Stress can be triggered by a problem that may on the surface seem impossible to solve. Learning
how to find solutions to our problems will help us feel more in control thereby lowering our level
One problem-solving technique involves writing down the problem and coming up with as many
possible solutions as we can. Decide on the good and bad points of each one and select the best
solution. Write down each step that needs to take as part of the solution- what will be done, how
will it be done, when will it be done, who is involved and where will it take place.
Learn to Say ‘No’:
A common cause of stress is having too much to do and too little time in which to do it. And yet
in this situation, many people will still agree to take on additional responsibility. Learning to say
“No” to additional or unimportant requests will help to reduce the level of stress, and may also
help to develop more self-confidence.
To learn to say “No”, we need to understand why we find it difficult. Many people find it hard to
say “No” because they want to help and are trying to be nice and to be liked. For others, it is a
fear of conflict, rejection or missed opportunities. Remember that these barriers to saying “No”
are all self-created.
We might feel reluctant to respond to a request with a straight “No”, at least at first. Instead think
of some pre-prepared phrases to let other people down more gently.

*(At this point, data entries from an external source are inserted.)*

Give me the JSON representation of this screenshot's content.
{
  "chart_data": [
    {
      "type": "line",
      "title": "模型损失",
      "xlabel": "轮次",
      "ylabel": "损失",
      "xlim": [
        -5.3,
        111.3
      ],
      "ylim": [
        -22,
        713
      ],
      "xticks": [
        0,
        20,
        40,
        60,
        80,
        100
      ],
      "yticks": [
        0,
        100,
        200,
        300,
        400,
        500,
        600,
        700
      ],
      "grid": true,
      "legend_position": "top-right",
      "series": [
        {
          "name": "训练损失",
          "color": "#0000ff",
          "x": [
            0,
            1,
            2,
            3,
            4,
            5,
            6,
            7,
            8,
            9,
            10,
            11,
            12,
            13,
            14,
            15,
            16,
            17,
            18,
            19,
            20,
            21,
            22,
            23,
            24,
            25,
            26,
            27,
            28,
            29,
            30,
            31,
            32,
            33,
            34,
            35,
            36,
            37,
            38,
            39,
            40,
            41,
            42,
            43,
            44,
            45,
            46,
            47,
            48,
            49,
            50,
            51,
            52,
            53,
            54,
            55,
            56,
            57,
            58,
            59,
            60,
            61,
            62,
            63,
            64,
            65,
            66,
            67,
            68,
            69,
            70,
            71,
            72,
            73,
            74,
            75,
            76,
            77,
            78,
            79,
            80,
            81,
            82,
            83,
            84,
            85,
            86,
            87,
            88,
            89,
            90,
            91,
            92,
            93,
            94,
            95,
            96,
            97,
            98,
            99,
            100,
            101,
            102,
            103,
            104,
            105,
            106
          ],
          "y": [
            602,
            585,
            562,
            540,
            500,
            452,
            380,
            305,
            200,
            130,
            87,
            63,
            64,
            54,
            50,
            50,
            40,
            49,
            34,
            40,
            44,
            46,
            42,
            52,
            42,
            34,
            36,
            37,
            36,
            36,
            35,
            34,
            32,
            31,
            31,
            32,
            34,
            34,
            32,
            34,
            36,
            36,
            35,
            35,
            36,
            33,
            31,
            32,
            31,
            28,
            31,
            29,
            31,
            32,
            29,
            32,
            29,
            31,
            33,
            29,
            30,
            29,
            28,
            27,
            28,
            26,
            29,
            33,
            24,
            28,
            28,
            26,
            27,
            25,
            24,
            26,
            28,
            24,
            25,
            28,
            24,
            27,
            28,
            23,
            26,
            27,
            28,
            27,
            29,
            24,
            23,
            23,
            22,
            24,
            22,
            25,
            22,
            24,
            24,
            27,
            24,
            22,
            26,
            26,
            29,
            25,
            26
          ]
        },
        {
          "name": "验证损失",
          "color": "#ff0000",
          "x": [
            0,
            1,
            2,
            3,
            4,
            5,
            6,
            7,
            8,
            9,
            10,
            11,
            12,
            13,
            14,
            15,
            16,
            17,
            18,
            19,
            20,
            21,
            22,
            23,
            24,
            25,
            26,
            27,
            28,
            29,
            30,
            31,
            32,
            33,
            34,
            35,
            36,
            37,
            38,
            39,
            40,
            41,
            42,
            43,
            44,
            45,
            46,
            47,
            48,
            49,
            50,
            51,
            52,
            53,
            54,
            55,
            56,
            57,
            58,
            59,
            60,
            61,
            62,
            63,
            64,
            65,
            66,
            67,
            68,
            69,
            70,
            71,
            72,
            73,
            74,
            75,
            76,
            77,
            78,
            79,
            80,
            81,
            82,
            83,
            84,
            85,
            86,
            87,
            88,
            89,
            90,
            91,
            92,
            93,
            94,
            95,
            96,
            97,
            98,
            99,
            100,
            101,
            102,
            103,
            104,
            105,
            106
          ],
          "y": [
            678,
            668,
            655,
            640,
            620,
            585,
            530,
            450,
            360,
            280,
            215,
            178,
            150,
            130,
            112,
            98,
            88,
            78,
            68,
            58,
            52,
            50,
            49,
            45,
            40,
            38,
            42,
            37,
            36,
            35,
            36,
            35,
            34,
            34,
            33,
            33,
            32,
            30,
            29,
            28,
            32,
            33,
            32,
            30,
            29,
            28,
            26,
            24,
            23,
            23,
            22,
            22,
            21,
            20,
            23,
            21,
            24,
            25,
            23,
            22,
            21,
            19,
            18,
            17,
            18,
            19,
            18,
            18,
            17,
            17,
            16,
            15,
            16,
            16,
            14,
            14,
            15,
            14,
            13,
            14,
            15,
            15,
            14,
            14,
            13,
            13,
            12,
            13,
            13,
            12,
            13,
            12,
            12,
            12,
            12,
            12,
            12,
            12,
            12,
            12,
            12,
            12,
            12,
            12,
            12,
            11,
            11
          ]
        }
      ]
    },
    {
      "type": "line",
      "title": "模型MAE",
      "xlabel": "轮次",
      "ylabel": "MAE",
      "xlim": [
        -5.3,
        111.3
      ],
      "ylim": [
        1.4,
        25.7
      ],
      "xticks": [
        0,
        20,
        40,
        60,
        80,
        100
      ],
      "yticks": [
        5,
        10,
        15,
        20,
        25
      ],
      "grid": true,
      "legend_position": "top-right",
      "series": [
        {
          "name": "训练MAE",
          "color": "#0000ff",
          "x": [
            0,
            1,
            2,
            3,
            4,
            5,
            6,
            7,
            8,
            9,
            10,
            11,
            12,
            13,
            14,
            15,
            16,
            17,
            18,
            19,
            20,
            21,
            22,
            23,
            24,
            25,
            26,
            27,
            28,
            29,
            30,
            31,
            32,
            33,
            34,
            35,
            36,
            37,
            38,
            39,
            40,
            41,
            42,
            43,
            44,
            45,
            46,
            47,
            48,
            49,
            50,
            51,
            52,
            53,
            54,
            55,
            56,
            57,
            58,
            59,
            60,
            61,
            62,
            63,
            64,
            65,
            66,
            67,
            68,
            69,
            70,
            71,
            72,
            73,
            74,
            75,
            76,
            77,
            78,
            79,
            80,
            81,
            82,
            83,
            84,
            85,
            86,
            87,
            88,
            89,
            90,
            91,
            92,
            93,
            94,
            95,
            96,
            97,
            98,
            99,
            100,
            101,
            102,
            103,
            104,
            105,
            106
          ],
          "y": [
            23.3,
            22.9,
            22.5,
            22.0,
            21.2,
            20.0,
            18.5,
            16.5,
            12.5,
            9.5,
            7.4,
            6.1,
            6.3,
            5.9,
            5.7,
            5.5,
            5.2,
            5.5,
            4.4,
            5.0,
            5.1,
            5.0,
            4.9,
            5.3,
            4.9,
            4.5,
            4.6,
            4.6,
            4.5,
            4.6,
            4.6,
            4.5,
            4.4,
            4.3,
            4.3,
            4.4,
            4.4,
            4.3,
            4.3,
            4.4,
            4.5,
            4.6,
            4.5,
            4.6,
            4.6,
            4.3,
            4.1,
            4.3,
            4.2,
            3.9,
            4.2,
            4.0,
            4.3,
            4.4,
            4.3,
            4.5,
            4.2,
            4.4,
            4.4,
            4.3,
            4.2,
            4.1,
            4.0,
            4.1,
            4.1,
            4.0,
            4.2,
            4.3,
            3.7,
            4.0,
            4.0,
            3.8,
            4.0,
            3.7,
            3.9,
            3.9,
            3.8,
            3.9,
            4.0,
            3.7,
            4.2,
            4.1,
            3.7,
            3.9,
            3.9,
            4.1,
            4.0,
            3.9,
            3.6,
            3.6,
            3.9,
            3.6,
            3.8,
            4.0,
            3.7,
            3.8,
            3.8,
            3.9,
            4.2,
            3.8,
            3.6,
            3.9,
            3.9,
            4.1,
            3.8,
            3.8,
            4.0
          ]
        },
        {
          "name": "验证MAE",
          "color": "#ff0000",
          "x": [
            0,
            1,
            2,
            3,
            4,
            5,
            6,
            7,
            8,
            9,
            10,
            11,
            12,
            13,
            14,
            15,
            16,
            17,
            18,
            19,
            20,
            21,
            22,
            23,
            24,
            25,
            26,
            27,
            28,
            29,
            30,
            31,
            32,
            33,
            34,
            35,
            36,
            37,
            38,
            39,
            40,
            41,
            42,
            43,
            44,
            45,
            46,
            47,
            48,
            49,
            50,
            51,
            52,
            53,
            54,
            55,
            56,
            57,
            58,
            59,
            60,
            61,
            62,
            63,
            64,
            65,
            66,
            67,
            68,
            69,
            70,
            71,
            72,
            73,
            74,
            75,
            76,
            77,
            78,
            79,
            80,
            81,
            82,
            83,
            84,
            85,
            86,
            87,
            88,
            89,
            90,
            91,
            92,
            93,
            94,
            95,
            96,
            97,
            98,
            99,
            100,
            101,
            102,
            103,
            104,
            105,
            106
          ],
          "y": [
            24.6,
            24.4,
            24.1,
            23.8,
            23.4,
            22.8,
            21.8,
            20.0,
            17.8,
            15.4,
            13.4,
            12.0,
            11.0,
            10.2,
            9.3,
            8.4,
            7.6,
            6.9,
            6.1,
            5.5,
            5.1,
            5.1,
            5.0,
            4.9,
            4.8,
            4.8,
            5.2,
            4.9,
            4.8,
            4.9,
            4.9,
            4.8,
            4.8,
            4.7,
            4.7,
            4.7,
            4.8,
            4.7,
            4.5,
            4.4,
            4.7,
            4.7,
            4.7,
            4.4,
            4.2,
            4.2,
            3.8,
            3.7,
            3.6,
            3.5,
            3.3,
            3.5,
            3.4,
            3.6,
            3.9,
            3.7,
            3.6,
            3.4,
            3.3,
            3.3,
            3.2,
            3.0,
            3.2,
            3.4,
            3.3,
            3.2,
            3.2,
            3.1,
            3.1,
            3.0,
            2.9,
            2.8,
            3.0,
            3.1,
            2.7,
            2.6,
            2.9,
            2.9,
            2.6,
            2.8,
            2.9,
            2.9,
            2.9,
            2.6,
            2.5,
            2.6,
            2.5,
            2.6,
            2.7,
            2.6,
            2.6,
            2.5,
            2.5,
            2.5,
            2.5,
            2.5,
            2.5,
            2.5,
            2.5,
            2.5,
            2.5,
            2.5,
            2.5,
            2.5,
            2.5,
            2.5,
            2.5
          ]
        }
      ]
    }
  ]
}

Practice saying phrases such as:
“I am sorry but I can’t commit to this as I have other priorities at the moment.”
“Now is not a good time as I’m in the middle of something. Why don’t you ask me again at….?”

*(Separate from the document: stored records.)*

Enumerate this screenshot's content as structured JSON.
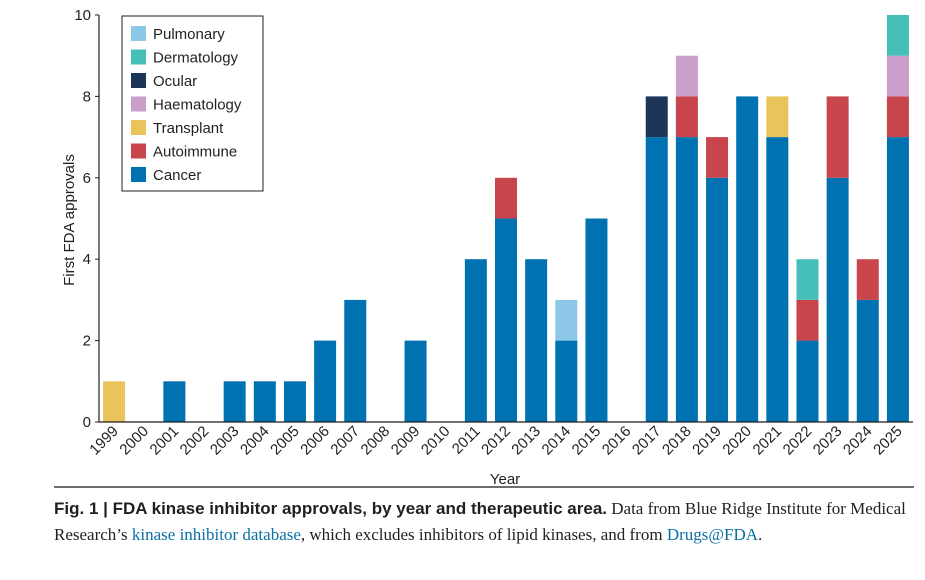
{
  "chart_data": {
    "type": "stacked-bar",
    "xlabel": "Year",
    "ylabel": "First FDA approvals",
    "ylim": [
      0,
      10
    ],
    "yticks": [
      0,
      2,
      4,
      6,
      8,
      10
    ],
    "categories": [
      "1999",
      "2000",
      "2001",
      "2002",
      "2003",
      "2004",
      "2005",
      "2006",
      "2007",
      "2008",
      "2009",
      "2010",
      "2011",
      "2012",
      "2013",
      "2014",
      "2015",
      "2016",
      "2017",
      "2018",
      "2019",
      "2020",
      "2021",
      "2022",
      "2023",
      "2024",
      "2025"
    ],
    "series": [
      {
        "name": "Cancer",
        "color": "#0072b1",
        "values": [
          0,
          0,
          1,
          0,
          1,
          1,
          1,
          2,
          3,
          0,
          2,
          0,
          4,
          5,
          4,
          2,
          5,
          0,
          7,
          7,
          6,
          8,
          7,
          2,
          6,
          3,
          7
        ]
      },
      {
        "name": "Autoimmune",
        "color": "#c8454b",
        "values": [
          0,
          0,
          0,
          0,
          0,
          0,
          0,
          0,
          0,
          0,
          0,
          0,
          0,
          1,
          0,
          0,
          0,
          0,
          0,
          1,
          1,
          0,
          0,
          1,
          2,
          1,
          1
        ]
      },
      {
        "name": "Transplant",
        "color": "#e8c45a",
        "values": [
          1,
          0,
          0,
          0,
          0,
          0,
          0,
          0,
          0,
          0,
          0,
          0,
          0,
          0,
          0,
          0,
          0,
          0,
          0,
          0,
          0,
          0,
          1,
          0,
          0,
          0,
          0
        ]
      },
      {
        "name": "Haematology",
        "color": "#cc9fcb",
        "values": [
          0,
          0,
          0,
          0,
          0,
          0,
          0,
          0,
          0,
          0,
          0,
          0,
          0,
          0,
          0,
          0,
          0,
          0,
          0,
          1,
          0,
          0,
          0,
          0,
          0,
          0,
          1
        ]
      },
      {
        "name": "Ocular",
        "color": "#1d3557",
        "values": [
          0,
          0,
          0,
          0,
          0,
          0,
          0,
          0,
          0,
          0,
          0,
          0,
          0,
          0,
          0,
          0,
          0,
          0,
          1,
          0,
          0,
          0,
          0,
          0,
          0,
          0,
          0
        ]
      },
      {
        "name": "Dermatology",
        "color": "#45bfb7",
        "values": [
          0,
          0,
          0,
          0,
          0,
          0,
          0,
          0,
          0,
          0,
          0,
          0,
          0,
          0,
          0,
          0,
          0,
          0,
          0,
          0,
          0,
          0,
          0,
          1,
          0,
          0,
          1
        ]
      },
      {
        "name": "Pulmonary",
        "color": "#8ec8e8",
        "values": [
          0,
          0,
          0,
          0,
          0,
          0,
          0,
          0,
          0,
          0,
          0,
          0,
          0,
          0,
          0,
          1,
          0,
          0,
          0,
          0,
          0,
          0,
          0,
          0,
          0,
          0,
          0
        ]
      }
    ],
    "legend_order": [
      "Pulmonary",
      "Dermatology",
      "Ocular",
      "Haematology",
      "Transplant",
      "Autoimmune",
      "Cancer"
    ],
    "legend_position": "top-left"
  },
  "caption": {
    "label": "Fig. 1 | FDA kinase inhibitor approvals, by year and therapeutic area.",
    "text1": " Data from Blue Ridge Institute for Medical Research’s ",
    "link1": "kinase inhibitor database",
    "text2": ", which excludes inhibitors of lipid kinases, and from ",
    "link2": "Drugs@FDA",
    "text3": "."
  }
}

“I’d love to do this, but …”
Manage Your Time:
At times, we all feel overburdened by our 'To Do' list and this is a common cause of stress. Accept
that everything can not be done every time at once and start to prioritize and diaries the tasks.
Make a list of all the things that needs to be done and list them in order of genuine priority. Note
what tasks are needed to be done personally and what can be delegated to others. Record which
tasks need to be done immediately, in the next week, in the next month, or when time allows.
By editing what might have started out as an overwhelming and unmanageable task list, we can
break it down into a series of smaller, more manageable tasks spread out over a longer time frame,
with some tasks removed from the list entirely through delegation.
Remember as well to create buffer times to deal with unexpected and emergency tasks, and to
include time for our own relaxation and well-being.